Hi, there are a lot of things I've been wondering. I don't actually have much practical experience with modern 3D rendering so some of it might sound strange or silly, please let me know. For things that are not supported by OGL ES 2 I'd be curious to know if the SGX hardware is capable of supporting it and if there's any chance of the OGL ES 2 ever eventually offer support for it in some form. Of course I know this information is probably confidential, but in case it's not..
1. When color masking is used such that the entire color isn't drawn does it still cause a big performance hit, or does the tile renderer special case this? Even better, would it be capable of not performing framebuffer updates at all, for instance for a pure stencil-buffer? This would be useful for rendering per-polygon data beyond what the render buffer in one pass can handle. Since it'd just be using the stencil comparators of which there are 8 (no shading/texture lookups necessary) and since it'd have 1/4th the bandwidth requirements on the output I'd expect it be really fast if it worked this way.
2. I understand SGX's OGL ES 2 implementations don't currently support depth textures but has support for packed depth-stencil. This only makes sense if there's a way to read back the depth and stencil values. How does this work, and does it require reading back the color buffer too? And is it possible to read stencil only as a stream of 8bit values?
3. Related to the last question, despite lack of depth textures, is it possible to explicitly set the entire scene's depth and stencil buffers before rendering begins? Is it possible to do it using the same packed format mentioned above?
4. Also related, what do the 24bit depth values represent/how is it converted from the internal 32bit floating point format? Is it possible to read back the full 32bit format?
5. Is it possible for a fragment shader to read the pixel's depth and/or stencil value? The latter would be useful in using stencil to modify shader functionality rather than just determine if the pixel is drawn or not - otherwise you'd need two passes with two shaders and opposite stencil functions.
6. What kind of overhead is there between changing the state of stencil function, depth funtion, current shader, and bound texture? Is the SGX capable of switching seamlessly between these things per-pixel? Because of the TBDR I expect that the primitive currently getting rendered will change a lot, as opposed to with an IMR. If there's significant overhead is there a recommended sort order/priority, or can you confidently assign these things per-primitive without fear of killing performance?
7. I understand why fragment shader discards kills performance, ie how it works against the TBDR, but from what I hear it will hurt performance significantly even if they're rarely actually taken. Why is this the case? I would expect that at worst having a conditional discard in the shader would make a whole tile slower if any are taken, but not the whole scene. How much is this penalty diminished when discard capable shaders are sorted separately like the documentation recommends?
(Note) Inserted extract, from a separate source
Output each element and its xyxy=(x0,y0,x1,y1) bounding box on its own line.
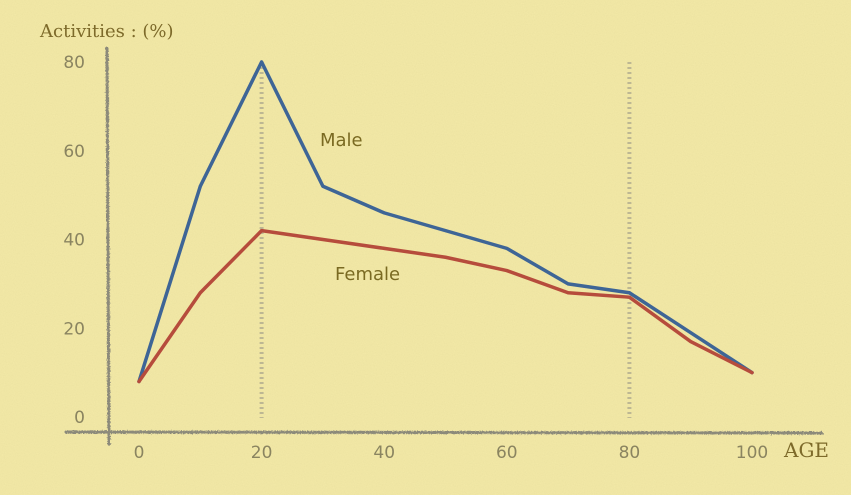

Is it faster to discard near the start of a shader's execution instead of later on, or does the entire shader get executed regardless?
8. Is there any way to
output color buffer pixels that are not vec4? Preferably some way to
output integer scalars or vec2s instead. Probably not full 32bit per
component since I understand integers to only be 16bit but that'd still
offer a lot more than 8bits per channel if you want to somehow express
> 8bit data without using full on floating point formats. In that
regard, is there a way to set colors directly from a shader, as they're
intended to appear on the color buffer, rather than going through
conversion from floating point vectors to whatever the output format
is? I'm guessing no on both of these.
I think that's all I have for now, if I think of others I'll post them here. Thanks.
Sorry it took quite a while to answer.
1. If color output is masked, or there is no color attachment to the current FBO, fragment processing will not take place unless the shader contains discard, or alpha test is enabled.
2. There are situations where depth and stencil need to be written to memory (e.g. if you use a depth/stencil renderbuffer multiple times and don’t clear it). Using a packed depth/stencil format means the representation in memory will be more compact.
3. There is no way of explicitly setting the depth and stencil buffer contents (short of drawing a point for each pixel).
4. An OpenGL ES application can’t access depth buffer contents, so there is no conversion from/to user data.
5. No, the fragment shader can’t access those values. Stencil-based branching may actually be more efficient than shader-based branching.
6. You should keep state changes at a minimum as there is a significant overhead per draw call. The right sort order depends on your requirements, but sorting by transparency, then by shader probably makes the most sense.
7. Discard affects all tiles which are covered by the rendered object (unless it can be eliminated by overlapping geometry which has been rendered first), regardless of whether fragments get discarded or not. Some SGX variants can take advantage of early discard, however the shader compiler should normally choose the best location.
8. Currently there is no such functionality in OpenGL ES.